L’Illyrie et la Thrace entière, c’est-à-dire les pays situés entre le golfe Ionien et les faubourgs de Byzance, en y comprenant la Grèce Hellade et la Chersonèse, étaient envahies à peu près chaque année par les incursions des Huns, des Slabènes (Slaves) et des Antes, depuis que Justinien était parvenu à l’empire des Romains, et leurs habitants subissaient des maux intolérables. Je crois que chaque invasion emportait, tant en morts qu’en individus réduits à l’esclavage, plus de deux cent mille sujets de l’empire ; le désert des Scythes envahissait successivement chacune de ces contrées. […]

Ni les Perses, ni les Saracènes, ni les Huns, ni les Sclabènes, ni les autres barbares n’avaient assez d’avantages pour évacuer le territoire des Romains, sans faire eux-mêmes des pertes. Car, dans leurs retraites, et surtout dans les sièges; ainsi que dans les combats nombreux qu’il leur fallait livrer, ils éprouvèrent des défaites non moins désastreuses. Ainsi la population des barbares, comme celle des Romains, eut à peu près également à souffrir de la folie homicide de Justinien. Sans doute, Chrosoës n’était pas moins méchant de caractère que l’empereur; mais, ainsi que je l’ai expliqué, à mesure que l’occasion s’en est présentée dans mes écrits, c’est Justinien qui a pris l’initiative de toutes les ruptures et des guerres avec ce prince ; car il ne prenait aucun souci de conformer sa conduite aux circonstances qui survenaient, et il agissait à contresens. Pendant la paix, et en traitant avec ses ennemis, il s’attachait, avec un esprit astucieux, à se ménager des prétextes de guerre. Pendant la guerre, il se décourageait sans raison. Son avarice l’empêchait de préparer les approvisionnements nécessaires au succès. Au lieu de s’occuper de ce soin, il livrait son esprit à la contemplation, à rechercher la nature de la Divinité; mais il ne voulait pas renoncer à la guerre, parce qu’il aimait le sang versé et la tyrannie. Cependant il n’était pas capable de s’occuper des affaires militaires, et sa parcimonie l’empêchait d’accorder ce qui manquait.

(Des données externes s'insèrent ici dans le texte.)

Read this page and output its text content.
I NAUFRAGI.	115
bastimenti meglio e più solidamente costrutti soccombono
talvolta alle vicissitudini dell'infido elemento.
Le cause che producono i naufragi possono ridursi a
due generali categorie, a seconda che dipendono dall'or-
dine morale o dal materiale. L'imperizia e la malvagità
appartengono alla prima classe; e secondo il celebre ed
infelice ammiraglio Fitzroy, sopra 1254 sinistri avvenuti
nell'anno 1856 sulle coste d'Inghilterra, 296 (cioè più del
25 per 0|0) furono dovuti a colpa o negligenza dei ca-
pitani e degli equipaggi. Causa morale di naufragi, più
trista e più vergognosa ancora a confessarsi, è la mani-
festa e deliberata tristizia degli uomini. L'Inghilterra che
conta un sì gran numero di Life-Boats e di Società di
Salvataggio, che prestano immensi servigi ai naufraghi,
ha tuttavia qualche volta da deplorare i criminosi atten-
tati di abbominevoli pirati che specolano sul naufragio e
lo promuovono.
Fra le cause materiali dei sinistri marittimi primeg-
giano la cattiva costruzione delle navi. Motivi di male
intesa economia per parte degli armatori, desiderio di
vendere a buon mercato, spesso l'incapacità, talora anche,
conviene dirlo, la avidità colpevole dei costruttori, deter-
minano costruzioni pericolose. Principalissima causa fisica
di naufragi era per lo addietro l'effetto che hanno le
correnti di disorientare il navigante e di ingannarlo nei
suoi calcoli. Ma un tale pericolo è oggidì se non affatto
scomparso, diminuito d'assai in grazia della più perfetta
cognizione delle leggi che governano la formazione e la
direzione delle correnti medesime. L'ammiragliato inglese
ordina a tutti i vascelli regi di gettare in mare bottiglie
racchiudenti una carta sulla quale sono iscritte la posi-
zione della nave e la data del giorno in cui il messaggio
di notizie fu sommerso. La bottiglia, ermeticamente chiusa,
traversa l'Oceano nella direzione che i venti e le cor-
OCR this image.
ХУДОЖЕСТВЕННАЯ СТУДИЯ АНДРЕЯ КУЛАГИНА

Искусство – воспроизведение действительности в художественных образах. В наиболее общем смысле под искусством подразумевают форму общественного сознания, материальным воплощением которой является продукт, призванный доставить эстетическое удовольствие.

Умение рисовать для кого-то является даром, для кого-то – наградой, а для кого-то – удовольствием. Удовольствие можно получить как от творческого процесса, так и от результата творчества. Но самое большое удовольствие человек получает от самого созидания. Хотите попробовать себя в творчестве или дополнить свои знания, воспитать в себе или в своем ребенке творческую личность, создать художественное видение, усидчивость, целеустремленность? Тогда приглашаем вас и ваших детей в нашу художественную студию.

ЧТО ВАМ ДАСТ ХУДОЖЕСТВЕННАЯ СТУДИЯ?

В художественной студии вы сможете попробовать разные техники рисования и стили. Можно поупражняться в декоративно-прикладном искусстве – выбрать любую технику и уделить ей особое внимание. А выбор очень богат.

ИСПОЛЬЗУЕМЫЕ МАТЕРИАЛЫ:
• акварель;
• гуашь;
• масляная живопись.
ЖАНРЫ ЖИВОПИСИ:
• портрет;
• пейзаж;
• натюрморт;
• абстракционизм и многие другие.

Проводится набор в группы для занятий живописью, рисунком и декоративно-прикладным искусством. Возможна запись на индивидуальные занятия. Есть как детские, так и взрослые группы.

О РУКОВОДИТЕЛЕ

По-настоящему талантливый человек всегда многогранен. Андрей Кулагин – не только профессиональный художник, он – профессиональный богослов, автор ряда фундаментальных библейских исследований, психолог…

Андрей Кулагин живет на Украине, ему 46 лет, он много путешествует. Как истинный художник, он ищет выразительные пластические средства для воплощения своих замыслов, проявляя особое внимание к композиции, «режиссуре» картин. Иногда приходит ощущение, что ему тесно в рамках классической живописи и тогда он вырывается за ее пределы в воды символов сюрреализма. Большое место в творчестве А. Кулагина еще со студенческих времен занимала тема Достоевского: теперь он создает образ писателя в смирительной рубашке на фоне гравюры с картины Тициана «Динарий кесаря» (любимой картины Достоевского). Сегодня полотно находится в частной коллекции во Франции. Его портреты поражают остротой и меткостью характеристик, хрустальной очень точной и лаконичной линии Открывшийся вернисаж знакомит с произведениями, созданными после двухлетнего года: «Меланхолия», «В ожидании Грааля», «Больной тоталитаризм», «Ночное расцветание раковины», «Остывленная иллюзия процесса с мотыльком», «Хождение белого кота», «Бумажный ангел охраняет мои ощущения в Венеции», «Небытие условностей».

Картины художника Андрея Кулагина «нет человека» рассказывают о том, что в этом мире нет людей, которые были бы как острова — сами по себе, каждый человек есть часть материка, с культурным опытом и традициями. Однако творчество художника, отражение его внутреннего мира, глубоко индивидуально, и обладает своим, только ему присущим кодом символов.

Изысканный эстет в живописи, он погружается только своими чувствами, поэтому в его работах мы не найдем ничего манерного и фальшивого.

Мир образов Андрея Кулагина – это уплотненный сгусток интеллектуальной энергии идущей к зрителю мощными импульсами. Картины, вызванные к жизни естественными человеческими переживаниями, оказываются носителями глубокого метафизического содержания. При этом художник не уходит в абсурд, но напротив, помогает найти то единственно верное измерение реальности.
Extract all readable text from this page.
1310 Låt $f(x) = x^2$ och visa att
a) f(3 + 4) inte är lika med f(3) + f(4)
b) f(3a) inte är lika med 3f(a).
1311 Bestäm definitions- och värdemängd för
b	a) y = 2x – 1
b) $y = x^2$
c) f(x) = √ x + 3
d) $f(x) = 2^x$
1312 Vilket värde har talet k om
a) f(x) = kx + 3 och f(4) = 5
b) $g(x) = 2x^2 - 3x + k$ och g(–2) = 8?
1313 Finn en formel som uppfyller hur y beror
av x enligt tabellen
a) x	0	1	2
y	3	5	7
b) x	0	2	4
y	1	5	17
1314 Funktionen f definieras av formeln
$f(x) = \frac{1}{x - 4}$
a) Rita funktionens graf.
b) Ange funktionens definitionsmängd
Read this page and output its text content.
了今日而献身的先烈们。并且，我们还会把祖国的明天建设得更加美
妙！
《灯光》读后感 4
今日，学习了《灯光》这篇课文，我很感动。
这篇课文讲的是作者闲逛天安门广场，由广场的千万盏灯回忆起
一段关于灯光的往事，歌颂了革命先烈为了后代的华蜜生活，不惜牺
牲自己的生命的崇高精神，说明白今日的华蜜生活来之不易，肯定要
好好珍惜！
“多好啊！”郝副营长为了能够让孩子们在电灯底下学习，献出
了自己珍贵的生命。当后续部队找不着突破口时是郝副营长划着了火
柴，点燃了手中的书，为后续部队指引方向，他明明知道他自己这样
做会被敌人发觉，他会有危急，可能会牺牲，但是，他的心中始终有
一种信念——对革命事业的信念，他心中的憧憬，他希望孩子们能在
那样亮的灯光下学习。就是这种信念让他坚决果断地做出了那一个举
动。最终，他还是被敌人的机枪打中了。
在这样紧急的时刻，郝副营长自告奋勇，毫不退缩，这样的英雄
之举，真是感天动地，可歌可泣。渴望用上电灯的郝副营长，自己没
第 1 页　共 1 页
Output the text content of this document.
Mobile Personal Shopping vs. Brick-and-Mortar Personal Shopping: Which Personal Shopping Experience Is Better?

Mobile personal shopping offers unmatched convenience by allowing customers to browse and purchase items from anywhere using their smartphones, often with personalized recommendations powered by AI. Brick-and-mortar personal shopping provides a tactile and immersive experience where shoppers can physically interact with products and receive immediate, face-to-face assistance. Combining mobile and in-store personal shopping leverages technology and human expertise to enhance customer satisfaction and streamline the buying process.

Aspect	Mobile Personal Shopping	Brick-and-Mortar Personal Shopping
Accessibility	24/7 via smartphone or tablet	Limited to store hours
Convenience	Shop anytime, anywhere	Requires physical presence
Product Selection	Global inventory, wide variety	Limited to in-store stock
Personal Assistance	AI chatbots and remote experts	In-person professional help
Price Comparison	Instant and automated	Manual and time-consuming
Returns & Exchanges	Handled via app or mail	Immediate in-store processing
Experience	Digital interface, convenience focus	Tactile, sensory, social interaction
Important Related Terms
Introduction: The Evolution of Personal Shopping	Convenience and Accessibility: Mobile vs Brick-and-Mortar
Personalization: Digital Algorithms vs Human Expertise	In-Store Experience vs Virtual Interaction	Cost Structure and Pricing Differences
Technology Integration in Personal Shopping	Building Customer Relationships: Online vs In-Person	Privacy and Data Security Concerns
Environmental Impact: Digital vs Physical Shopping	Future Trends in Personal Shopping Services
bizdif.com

Le règne de ce prince inonda donc la terre entière de sang humain, soit de celui des Romains, soit de celui des barbares, et pour ainsi dire de tous. La guerre sévit en quelque sorte sur toutes les parties de l’empire, pendant cette époque. Mais les émeutes qui surgirent à Byzance et dans chaque cité firent verser, je pense, non moins de sang, si l’on en fait bien le calcul.

[…]

Je vais raconter les maux qui sont tombés sur l’espèce humaine par l’effet d’une puissance cachée et d’une force démoniaque. Pendant qu’il gouvernait les affaires des Romains, il est arrivé des désastres divers, en grand nombre, que les uns ont attribués à l’influence de ce mauvais génie et à ses artifices, les autres à la colère de Dieu retira la protection qu’il avait conservée à l’empire romain, ce qui se manifesta de la manière suivante.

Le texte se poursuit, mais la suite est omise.